Artificial intelligence (AI) is "a huge thing,” Ericsson told Silverlinings at Mobile World Congress (MWC) Las Vegas last week where the company was busy disrupting the Open RAN status quo and talking about its role in the growing world of AI.

“The biggest challenge today is that the AI field is fragmented,” said Elena Fersman, VP and the head of the global AI accelerator at Ericsson, who spoke to Silverlinings briefly in the sunny halls of the convention center. “We are building so many use cases everywhere [on] how [it all] fits together."

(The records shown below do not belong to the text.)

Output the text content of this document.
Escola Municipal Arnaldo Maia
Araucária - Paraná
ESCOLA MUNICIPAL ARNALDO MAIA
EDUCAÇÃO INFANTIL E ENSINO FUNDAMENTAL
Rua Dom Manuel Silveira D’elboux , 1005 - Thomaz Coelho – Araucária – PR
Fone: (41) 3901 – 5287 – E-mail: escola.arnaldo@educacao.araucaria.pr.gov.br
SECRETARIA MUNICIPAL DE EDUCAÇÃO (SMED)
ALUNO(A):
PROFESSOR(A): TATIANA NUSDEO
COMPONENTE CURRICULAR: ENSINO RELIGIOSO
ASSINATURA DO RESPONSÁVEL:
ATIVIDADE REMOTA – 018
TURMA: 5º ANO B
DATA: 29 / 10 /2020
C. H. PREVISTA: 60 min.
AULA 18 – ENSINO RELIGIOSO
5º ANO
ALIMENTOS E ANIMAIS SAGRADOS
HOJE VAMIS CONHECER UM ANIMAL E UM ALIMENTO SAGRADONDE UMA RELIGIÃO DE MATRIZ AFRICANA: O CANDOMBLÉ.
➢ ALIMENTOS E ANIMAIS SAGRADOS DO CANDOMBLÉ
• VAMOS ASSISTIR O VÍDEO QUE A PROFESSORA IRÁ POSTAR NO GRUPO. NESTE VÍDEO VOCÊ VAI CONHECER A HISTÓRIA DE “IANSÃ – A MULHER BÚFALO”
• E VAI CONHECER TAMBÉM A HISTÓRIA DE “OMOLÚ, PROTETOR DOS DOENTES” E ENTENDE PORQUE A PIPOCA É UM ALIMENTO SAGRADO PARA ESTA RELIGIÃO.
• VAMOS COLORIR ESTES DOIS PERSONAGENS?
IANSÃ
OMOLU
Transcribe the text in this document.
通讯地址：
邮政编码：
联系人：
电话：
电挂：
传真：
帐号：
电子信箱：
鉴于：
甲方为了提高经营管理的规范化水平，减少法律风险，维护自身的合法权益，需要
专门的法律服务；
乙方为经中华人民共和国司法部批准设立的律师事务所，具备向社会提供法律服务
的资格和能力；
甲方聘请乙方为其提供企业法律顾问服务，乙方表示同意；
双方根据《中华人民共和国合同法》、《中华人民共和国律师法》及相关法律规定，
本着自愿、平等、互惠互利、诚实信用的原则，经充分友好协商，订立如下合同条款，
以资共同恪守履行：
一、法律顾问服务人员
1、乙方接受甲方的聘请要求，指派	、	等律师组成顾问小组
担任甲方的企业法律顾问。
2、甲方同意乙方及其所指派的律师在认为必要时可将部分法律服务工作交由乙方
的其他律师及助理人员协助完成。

She suggested that internal anthologies and large language models (LLM) are some of the structures that will help hold the fractured use cases of AI together. She also said that Ericsson is focused “intent-based” AI systems that will allow their customers to manage all their systems.

Beyond the chatbots

When it comes to AI, operators are currently a bit cautious of deploying AI in more ambitious circumstances than customer-facing chatbots, Fersman said.

“Exactly, absolutely, of course. That’s why trustworthy algorithms are so important, and of course, if you can build the system so you retrain it on the fly... then it becomes very sensitive,” she said. 

“Our task is to scan all the hot algorithms that are coming out right now,” Fersman said, noting that Ericsson isn’t doing academic work on AI, but is instead looking to deliver products based on the technology. “Our portfolio is both for enterprises and for operators,” she told us.

Some of new areas she is looking at include neuro-symbolic AI and machine reasoning. “This AI field is evolving very fast,” Fersman said.